Rara mengalihkan tatapannya, "Kamu yang ninggalin aku Za.""Ya sudah, kita ke sana yuk!" Tunjuk Aiza ke tempat yang sedikit sepi. Di sini lebih ramai dan terasa sesak. Baru selangkah Rara sudah menarik Aiza untuk kembali.
"Udah, di sini aja." Aiza menatap Rara heran. Tapi tak urung mengikuti perkataan Rara.
Rara tersenyum tipis dan kembali memutar pandangannya ke arah Azlan yang masih berada disana. Mata teduh itu, mata yang begitu Rara rindukan. Mata yang selalu menatapnya hangat. Pesona Azlan tidak pernah berubah, ia masih sama gagahnya dengan dulu.
"Ra, Ra." Aiza mencolek bahu Rara, tapi matanya masih fokus menatap ke arah panggung dimana seorang lelaki tengah berorasi. "Ra, tau nggak? Ternyata cowok yang di depan itu Bang Genta loh, hebat ya dia sekarang," puji Aiza.
"Bang Genta yang mana?" Tanya Rara dengan mata masih fokus memperhatikan Azlan dari jauh.
"Itu loh Ra, Bang Genta. Kakak tingkat yang dulu ngejar-ngejar kamu."
Perkataan Aiza menarik perhatian Rara. Ia ikut mengalihkan pandangannya pada seorang lelaki yang masih sibuk berorasi di depan sana. Mata memicing mencoba memperhatikan lebih seksama. "Ngaco kamu Ai, mana mungkin itu Bang Genta, beda gitu penampilannya."
"Serius Ra, aku dengar dari teman-teman alumni, itu memang Bang Genta."
Rara bergidik, "Ah sudahlah, biarkan saja." Toh tidak ada hubungannya dengan dirinya.
Rara tak ingin memikirkan lelaki bernama Genta itu. Ada seseorang yang lebih menarik untuk ia pikirkan. Tapi tunggu, kemana lelaki pergi? Rara memutar tubuhnya berharap kembali menemukan Azlan tapi tidak ada.
"Tuh kan Ai," protes Rara kesal. Aiza yang masih asik mengikuti keberlangsungan acara hanya menyergit heran dengan kelakuan Rara. Ia bergidik dan kembali fokus dengan acara.
♪♪♪
Kegiatan hari ini di akhiri acara pengumpulan donasi untuk disumbangkan ke Palestina. Beberapa orang mulai meninggalkan tempat acara. Aiza dan Rara masih berada di tempat, menunggu jemputan Rara yang tak kunjung datang.

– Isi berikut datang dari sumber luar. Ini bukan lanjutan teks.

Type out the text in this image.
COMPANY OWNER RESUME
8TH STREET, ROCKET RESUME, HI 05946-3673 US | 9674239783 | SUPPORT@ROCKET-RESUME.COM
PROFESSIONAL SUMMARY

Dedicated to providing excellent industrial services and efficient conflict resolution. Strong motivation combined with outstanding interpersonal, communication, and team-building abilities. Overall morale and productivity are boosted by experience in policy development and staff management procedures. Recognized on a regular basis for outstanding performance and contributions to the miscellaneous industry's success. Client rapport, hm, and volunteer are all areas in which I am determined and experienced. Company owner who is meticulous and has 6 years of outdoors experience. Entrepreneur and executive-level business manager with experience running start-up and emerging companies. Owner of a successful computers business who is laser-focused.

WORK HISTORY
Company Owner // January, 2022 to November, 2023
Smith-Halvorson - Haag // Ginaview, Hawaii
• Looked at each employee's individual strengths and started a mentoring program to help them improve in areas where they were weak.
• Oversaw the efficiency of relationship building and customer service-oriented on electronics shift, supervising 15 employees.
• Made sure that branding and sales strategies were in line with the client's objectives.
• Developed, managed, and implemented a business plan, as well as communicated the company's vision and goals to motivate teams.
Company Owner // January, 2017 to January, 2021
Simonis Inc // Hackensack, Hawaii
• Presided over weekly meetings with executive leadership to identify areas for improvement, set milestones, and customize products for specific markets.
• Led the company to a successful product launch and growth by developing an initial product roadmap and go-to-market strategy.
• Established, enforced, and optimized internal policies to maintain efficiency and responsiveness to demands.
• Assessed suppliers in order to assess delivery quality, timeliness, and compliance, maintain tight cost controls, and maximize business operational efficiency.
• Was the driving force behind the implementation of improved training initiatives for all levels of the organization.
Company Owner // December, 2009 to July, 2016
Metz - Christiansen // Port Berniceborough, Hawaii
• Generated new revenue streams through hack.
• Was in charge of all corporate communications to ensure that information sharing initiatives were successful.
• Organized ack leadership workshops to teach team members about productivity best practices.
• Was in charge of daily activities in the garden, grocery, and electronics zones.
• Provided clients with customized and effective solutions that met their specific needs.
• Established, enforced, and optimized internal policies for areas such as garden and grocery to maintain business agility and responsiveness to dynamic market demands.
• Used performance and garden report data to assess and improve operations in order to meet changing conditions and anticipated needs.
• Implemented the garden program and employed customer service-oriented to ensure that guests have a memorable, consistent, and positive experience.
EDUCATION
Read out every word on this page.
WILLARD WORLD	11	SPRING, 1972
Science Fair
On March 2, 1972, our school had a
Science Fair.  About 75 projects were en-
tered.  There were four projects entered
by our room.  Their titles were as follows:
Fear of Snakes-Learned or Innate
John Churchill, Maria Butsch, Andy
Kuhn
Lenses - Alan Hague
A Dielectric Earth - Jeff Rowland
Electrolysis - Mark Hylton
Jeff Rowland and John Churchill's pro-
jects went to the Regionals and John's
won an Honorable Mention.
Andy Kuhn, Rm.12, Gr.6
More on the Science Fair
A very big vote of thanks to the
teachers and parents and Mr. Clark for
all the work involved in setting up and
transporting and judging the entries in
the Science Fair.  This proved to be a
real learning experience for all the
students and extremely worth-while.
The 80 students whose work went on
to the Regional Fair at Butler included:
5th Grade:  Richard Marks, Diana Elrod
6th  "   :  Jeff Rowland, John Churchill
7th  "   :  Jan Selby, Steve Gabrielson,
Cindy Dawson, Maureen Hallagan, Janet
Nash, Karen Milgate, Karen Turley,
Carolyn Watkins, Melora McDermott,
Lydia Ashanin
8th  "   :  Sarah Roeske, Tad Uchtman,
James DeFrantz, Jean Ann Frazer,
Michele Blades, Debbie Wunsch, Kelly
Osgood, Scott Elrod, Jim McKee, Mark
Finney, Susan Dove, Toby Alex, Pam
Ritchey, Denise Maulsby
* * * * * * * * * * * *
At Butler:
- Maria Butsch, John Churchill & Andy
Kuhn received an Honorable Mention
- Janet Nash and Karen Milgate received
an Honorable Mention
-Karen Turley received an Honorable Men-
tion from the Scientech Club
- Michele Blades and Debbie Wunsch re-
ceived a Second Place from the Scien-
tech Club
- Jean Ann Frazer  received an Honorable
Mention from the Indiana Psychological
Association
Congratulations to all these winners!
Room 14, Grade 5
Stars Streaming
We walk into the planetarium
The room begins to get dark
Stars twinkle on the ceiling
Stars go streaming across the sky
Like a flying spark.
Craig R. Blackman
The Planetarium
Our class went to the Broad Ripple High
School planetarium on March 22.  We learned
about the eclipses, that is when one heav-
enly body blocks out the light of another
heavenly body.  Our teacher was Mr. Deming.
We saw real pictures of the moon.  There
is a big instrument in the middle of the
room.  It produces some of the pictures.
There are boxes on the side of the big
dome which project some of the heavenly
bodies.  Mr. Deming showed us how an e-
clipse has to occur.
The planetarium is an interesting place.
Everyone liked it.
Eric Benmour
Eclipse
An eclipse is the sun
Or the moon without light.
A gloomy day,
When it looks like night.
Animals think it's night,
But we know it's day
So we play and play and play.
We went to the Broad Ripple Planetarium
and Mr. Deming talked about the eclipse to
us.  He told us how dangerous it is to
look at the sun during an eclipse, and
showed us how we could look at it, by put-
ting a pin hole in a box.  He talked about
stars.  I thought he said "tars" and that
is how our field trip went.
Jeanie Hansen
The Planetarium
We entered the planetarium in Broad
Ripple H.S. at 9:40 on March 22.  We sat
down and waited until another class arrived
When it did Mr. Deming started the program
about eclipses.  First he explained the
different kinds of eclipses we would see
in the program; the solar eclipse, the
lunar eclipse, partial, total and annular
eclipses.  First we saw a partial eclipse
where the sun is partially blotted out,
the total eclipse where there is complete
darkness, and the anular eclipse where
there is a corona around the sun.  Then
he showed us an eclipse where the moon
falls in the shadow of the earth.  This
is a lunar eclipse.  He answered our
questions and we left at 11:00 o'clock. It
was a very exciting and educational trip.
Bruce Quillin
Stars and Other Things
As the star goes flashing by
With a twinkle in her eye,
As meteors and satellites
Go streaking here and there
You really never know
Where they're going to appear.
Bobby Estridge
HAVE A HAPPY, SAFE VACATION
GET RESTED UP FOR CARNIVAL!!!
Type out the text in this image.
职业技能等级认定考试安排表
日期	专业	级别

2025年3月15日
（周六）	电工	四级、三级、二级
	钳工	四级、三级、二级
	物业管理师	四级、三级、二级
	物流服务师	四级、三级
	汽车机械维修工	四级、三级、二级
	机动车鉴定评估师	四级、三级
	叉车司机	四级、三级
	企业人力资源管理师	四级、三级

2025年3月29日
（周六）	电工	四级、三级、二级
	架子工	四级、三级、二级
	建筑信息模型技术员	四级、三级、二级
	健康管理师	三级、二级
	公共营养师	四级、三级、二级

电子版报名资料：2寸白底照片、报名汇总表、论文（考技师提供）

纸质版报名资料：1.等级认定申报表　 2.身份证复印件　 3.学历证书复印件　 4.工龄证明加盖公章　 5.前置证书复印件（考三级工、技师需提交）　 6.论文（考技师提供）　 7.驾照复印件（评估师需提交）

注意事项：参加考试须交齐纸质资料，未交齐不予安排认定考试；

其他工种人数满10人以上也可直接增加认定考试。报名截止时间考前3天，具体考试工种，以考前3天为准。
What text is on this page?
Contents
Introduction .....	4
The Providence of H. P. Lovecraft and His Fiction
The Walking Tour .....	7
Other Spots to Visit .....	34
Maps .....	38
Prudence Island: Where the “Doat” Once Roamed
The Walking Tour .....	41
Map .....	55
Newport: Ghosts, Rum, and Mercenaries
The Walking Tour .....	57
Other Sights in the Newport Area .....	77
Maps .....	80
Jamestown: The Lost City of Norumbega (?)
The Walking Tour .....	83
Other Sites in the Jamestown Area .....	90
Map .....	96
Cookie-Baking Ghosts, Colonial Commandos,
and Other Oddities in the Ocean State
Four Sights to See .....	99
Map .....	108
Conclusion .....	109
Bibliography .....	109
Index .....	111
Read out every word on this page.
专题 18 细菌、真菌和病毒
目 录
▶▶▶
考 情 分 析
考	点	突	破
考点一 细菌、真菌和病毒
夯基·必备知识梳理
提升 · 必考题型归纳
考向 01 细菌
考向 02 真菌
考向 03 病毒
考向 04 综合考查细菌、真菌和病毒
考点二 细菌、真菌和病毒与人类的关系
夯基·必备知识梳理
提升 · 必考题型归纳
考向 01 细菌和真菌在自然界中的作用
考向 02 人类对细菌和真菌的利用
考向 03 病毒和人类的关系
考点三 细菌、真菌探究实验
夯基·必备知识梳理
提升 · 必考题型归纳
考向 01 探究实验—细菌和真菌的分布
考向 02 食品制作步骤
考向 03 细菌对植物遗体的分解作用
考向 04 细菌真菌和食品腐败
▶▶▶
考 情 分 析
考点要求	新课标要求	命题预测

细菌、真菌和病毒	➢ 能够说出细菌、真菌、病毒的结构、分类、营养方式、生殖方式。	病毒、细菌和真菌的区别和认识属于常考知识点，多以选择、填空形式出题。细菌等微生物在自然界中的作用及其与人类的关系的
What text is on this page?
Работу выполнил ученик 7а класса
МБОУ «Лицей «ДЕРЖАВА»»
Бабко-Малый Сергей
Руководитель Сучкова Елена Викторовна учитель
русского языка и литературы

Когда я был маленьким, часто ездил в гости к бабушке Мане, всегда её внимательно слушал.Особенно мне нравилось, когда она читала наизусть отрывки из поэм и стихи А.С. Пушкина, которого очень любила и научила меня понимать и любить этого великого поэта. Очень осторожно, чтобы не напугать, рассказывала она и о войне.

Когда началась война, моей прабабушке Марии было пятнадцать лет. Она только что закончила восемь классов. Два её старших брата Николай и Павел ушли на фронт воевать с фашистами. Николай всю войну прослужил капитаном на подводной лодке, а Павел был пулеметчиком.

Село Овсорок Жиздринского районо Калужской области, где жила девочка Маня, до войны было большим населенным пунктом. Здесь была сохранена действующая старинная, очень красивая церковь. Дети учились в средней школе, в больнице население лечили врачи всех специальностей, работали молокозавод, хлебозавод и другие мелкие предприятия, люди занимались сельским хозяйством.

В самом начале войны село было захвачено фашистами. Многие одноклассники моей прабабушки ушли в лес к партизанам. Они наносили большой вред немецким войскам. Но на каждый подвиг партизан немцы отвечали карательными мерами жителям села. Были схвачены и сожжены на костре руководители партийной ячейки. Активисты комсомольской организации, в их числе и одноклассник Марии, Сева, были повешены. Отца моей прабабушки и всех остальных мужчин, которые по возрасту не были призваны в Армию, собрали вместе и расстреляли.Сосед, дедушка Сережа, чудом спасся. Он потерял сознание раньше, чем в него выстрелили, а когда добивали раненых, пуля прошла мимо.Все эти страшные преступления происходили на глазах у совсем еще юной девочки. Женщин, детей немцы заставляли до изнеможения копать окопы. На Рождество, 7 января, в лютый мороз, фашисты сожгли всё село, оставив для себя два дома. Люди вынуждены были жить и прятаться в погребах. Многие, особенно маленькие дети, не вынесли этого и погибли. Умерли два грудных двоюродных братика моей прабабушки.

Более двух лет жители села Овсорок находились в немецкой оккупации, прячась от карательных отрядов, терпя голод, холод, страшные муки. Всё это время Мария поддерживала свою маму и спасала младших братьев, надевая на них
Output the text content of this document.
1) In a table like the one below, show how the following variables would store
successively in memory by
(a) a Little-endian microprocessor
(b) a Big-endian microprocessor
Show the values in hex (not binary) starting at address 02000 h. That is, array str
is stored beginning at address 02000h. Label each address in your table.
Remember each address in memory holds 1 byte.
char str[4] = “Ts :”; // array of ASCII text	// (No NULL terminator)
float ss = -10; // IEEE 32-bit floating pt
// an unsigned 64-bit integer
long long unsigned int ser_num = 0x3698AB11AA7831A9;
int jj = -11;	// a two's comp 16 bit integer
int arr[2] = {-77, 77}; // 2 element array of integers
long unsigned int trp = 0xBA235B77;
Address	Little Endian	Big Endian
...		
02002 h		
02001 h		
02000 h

"Yakin nggak mau bareng aku aja Ra?" Tanya Aiza sekali lagi. Rara menggeleng, Qhaliz baru saja menghubunginya memberitahukan lelaki itu sudah dalam perjalanan.
"Kamu mau duluan nggak apa-apa kok Ai, Qhaliz juga sebentar lagi datang," jawab Rara.
Aiza menggaruk kepalanya bingung, "Maaf ya Ra, aku buru-buru, ada janji sama Papa soalnya," ucap Aiza merasa bersalah.
"Iya, nggak apa-apa. Sudah sana pulang."
Sekali lagi Aiza meminta maaf sebelum menjalankan motornya meninggalkan Rara sendirian. Setelah kepergian Aiza, Rara asyik memandang lalu lalang di depannya, berharap ia bisa kembali menemukan Azlan.
Rara masih asik memperhatikan sekitar begitu seorang lelaki dengan jaket berwarna navy dan syal bendera Palestina yang melingkar di leher mendekatinya. Rara merasa tidak mengenal lelaki itu. Wajahnya terlihat asing, dengan kumis tipis dan berewok tipis yang memenuhi dagunya.
Sedangkan lelaki itu menatap Rara dengan perasaan tidak percaya. Ia tak menyangka bisa bertemu gadis itu disini. Sudah lama sekali ia tidak melihat Rara, kurang lebih tiga tahun yang lalu.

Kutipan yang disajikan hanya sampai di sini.